The five states making up the eastern half of Bolivia are defying Morales and his push for socialist reforms which would break up big ranches to give land to the indigenous poor and redistribute revenues from lucrative gas fields there. They are seeking autonomy, which the government has rejected as illegal.
The political row has been simmering since Morales, a former farmer and union leader, rose to power in 2006 as the poor South American nation's first indigenous leader.
Violence had broken out sporadically before, but the unrest being seen this time was the most brutal and sustained yet. The government has said it fears civil war.
Despite repeated calls from both sides for dialogue, Morales and the rebel governors have dug in to their respective positions.
On Saturday, Morales accused the governors of Santa Cruz, Beni, Pando, Tarija and Chuquisaca of "plotting a fascist, racist coup" against him. He said he would see through his reforms.
"If we don't emerge victorious, we have to die for the country and the Bolivian people," he said.
Each side has blamed the other for the spiralling violence.
Ruben Costas, the governor Santa Cruz who has emerged as the chief opponent to Morales, warned late Saturday: "If there is just one more death or person wounded, any possibility of dialogue will be broken."
The hunt for the Pando governor came after the government accused him of being responsible for the "massacre" of the 16 people, most of them peasants. The interior ministry said it suspects those killed were shot in an ambush.

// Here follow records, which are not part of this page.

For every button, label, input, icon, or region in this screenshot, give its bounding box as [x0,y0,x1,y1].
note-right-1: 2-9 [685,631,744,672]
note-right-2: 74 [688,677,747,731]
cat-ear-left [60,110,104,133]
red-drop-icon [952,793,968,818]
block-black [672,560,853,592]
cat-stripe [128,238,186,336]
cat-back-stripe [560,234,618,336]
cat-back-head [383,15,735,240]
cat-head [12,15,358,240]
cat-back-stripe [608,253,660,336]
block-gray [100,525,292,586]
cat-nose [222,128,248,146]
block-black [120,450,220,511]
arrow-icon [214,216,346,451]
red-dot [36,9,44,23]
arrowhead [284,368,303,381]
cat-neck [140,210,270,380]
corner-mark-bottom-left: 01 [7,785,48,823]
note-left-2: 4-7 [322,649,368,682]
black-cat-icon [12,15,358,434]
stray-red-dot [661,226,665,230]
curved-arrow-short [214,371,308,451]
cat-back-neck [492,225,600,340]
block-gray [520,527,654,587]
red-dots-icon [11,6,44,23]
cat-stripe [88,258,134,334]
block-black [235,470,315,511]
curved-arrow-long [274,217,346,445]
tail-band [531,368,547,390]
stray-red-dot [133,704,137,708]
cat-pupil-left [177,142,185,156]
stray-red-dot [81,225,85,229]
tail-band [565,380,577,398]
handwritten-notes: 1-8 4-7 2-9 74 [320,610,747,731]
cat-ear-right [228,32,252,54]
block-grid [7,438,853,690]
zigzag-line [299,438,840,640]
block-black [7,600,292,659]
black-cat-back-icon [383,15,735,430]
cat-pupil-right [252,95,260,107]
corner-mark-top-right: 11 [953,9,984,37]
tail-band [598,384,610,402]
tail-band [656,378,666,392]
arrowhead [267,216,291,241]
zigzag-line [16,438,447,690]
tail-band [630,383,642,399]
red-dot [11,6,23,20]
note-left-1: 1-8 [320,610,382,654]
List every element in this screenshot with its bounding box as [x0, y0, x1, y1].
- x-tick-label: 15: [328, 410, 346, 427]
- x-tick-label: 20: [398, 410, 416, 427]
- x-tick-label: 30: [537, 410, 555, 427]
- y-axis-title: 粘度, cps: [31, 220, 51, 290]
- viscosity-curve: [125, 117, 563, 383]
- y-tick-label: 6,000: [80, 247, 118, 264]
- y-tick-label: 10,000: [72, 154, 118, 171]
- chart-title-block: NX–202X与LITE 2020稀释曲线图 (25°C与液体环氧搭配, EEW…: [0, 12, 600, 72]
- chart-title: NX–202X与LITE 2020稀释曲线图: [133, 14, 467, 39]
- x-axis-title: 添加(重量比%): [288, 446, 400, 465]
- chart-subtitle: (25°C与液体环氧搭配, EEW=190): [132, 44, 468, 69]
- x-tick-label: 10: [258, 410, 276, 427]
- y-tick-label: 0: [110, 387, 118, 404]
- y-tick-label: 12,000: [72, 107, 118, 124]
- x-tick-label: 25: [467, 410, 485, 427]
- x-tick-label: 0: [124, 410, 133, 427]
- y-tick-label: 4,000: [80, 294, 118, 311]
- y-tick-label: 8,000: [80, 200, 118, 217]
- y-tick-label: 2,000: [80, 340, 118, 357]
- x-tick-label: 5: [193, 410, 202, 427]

Fernandez has publicly rejected the martial law imposed on his state since the early hours of Saturday. He also denied reports that he was planning to flee to neighboring Brazil.
The other rebel governors have expressed solidarity with Fernandez and denounced the martial law as an example of Morales's "dictatorial" style.
Radio Patria Nueva said the soldiers sent to Cobija were clashing with armed groups as they tried to take control of the city. Air and road access to Cobija were cut, making verification of the information impossible.
The crisis has taken on an international dimension, with the US ambassador to Bolivia due to return to Washington Sunday after being booted out of the country by Morales, who accused him of supporting the opposition.
Venezuelan President Hugo Chavez, Morales's main ally in Latin America, followed suit, ordering out the US ambassador in Caracas.
Washington retaliated by expelling those two countries' envoys, but the diplomatic spat was spreading to other leftwing nations in the region.
Honduras President Manuel Zelaya has refused to accept the credentials of a new US ambassador to his country, and on Saturday Nicaraguan President Daniel Ortego announced he would snub a planned Central American summit to be attended by US President George W. Bush out of solidarity.
Separately, the Union of South American Nations has called an extraordinary session for Monday in Chile to discuss the Bolivian crisis.
Brazilian President Luiz Inacio Lula da Silva, who has voiced support for Morales, said that meeting would only be meaningful if the Bolivian government and opposition were consulted.
"If we take a decision and neither of the parties respects it, the meeting will be useless," he said.